SUDAN: US DEPUTY SECRETARY OF STATE ROBERT ZOELLICK ARRIVES IN SUDAN TOP DISCUSS DARFUR REFUGEES
Record ID:
222811
SUDAN: US DEPUTY SECRETARY OF STATE ROBERT ZOELLICK ARRIVES IN SUDAN TOP DISCUSS DARFUR REFUGEES
- Title: SUDAN: US DEPUTY SECRETARY OF STATE ROBERT ZOELLICK ARRIVES IN SUDAN TOP DISCUSS DARFUR REFUGEES
- Date: 3rd June 2005
- Summary: (BN12) EL-FASHER, SUDAN (JUNE 3, 2005)(REUTERS - ACCESS ALL) 1. SLV PLANE TAXIING 0.08 2. SLV WAITING OFFICIALS INCLUDING AFRICA UNION DEPUTY COMMANDER JEAN-BAPTISTE KAZURA 0.12 3. WIDE OF PLANE 0.16 4. VARIOUS OF U.S. ASSISTANT SECRETARY OF STATE ROBERT ZOELLICK AND BEING WELCOMED BY AFRICAN UNION AND SUDANESE OFFICIALS 0.37 Initials Script is copyright Reuters Limited. All rights reserved
- Embargoed: 18th June 2005 13:00
- Keywords:
- Location: EL-ASHER, DARFUR, SUDAN
- Country: Sudan
- Reuters ID: LVAE57MQJ6FOR6US2HA4CJXPFEH5
- Story Text: US Deputy Secretary of State Robert Zoellick calls
for more police to protect Darfur refugees.
U.S. Deputy Secretary of State Robert Zoellick
arrived on Friday (June 3) in Sudan's Darfur region, where
more than half the population is going hungry and African
Union troops are struggling to keep the peace.
Zoellick arrived in the dusty region with little
official fanfare and headed straight to the AU headquarters
to be briefed on the security situation by the chief of the
mission, who is in charge of around 2,300 troops and
hundreds of civilian police.
"This visit is ... to assess the humanitarian and
security situation (and) to show support for the African
Union mission," a senior State Department official said.
More than half of Darfur's population need food aid,
the U.N. World Food Programme said on Thursday, with rural
families joining refugees in the food queues.
Zoellick visited Sudan in March, met with senior
government officials and travelled to Darfur and the south,
where a peace deal signed in January is being implemented.
He was keen to emphasise on that visit the importance
of the North-South peace deal and its relation to finding a
lasting solution to the Darfur rebellion, which is in its
third year.
The United States calls the violence in Darfur
genocide, an assertion repeated by President George W. Bush
on Wednesday.
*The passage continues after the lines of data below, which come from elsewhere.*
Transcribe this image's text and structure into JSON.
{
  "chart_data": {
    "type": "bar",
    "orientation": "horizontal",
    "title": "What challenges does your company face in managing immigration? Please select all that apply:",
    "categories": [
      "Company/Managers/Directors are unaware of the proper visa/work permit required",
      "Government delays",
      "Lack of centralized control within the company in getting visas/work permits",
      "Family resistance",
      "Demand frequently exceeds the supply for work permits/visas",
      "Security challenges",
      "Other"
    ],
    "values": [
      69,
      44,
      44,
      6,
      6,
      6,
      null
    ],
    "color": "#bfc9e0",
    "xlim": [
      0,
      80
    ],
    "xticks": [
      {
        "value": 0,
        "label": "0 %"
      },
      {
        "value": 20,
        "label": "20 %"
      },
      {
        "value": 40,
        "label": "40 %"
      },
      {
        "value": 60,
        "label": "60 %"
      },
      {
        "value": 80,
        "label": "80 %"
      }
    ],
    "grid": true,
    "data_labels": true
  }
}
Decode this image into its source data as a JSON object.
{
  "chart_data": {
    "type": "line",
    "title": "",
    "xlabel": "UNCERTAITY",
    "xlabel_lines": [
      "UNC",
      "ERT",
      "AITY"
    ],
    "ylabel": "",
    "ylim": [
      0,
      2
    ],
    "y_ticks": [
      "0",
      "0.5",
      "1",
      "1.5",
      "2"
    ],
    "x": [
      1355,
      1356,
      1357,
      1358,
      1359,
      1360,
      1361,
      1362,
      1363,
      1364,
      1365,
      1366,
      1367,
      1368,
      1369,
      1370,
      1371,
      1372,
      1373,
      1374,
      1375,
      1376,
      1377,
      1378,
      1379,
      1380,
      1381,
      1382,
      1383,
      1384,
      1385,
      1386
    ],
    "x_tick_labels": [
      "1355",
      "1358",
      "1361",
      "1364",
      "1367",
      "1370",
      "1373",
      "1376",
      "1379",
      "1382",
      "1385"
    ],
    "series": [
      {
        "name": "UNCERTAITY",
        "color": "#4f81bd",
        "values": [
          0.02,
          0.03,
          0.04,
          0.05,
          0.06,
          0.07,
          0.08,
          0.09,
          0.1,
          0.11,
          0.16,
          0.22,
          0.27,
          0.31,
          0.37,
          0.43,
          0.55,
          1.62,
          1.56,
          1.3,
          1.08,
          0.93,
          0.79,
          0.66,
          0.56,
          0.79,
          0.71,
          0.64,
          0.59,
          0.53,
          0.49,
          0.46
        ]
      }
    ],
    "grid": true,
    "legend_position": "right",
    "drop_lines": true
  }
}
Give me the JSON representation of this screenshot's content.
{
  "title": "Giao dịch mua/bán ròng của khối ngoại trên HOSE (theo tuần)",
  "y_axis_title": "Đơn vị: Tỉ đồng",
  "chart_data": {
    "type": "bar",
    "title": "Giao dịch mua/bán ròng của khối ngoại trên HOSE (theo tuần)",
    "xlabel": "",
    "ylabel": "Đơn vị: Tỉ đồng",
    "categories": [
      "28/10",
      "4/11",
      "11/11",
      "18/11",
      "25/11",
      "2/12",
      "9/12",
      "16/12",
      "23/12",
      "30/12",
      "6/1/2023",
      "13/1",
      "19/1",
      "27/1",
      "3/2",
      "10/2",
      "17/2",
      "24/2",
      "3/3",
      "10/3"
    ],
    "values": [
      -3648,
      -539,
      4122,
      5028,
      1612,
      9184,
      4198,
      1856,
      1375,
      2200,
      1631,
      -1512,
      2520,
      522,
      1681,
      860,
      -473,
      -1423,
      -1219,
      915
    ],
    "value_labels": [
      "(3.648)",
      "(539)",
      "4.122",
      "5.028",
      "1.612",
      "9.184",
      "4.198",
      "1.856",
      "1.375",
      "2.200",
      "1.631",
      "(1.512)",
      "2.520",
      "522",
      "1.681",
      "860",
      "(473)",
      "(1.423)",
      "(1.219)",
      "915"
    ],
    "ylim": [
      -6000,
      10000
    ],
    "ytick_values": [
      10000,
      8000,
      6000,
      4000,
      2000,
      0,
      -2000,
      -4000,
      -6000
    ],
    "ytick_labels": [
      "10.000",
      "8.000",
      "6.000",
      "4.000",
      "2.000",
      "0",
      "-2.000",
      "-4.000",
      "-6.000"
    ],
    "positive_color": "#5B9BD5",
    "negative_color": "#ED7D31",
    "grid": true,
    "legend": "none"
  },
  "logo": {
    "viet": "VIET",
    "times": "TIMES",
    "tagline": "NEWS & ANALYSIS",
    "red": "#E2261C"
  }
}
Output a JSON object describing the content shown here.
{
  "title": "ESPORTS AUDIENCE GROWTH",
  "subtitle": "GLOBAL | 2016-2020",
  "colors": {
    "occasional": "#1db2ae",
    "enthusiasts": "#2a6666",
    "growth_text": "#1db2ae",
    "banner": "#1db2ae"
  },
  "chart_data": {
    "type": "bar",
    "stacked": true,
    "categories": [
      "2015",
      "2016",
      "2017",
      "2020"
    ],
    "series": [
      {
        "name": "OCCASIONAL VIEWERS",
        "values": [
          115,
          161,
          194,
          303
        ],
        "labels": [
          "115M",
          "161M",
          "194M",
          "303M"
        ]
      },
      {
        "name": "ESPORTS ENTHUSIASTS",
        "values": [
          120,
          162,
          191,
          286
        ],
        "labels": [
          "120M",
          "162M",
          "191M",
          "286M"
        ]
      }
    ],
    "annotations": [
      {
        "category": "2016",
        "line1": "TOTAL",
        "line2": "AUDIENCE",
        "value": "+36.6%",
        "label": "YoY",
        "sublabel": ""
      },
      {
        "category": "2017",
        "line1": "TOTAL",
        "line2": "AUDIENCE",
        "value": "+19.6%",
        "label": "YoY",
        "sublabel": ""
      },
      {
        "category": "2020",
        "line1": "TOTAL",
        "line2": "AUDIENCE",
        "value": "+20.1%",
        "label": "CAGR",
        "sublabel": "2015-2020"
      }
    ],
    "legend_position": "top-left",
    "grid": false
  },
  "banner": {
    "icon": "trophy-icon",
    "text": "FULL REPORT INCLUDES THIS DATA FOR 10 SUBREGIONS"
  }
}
A U.N.-appointed commission of inquiry
stopped short of finding genocide in Darfur but said
heinous crimes against humanity may have taken place.
The U.N. Security Council has instructed the
International Criminal Court to investigate alleged war
crimes in Darfur, the first such referral.
Zoellick will travel to Kutum town in North Darfur on
Friday, where some of the first attacks during the
rebellion took place, and will meet with tribal leaders and
aid agencies.
He will later return to Khartoum to meet with First
Vice President Ali Osman Mohamed Taha, in charge of the
Darfur file, and the top U.N. envoy in Sudan, Jan Pronk.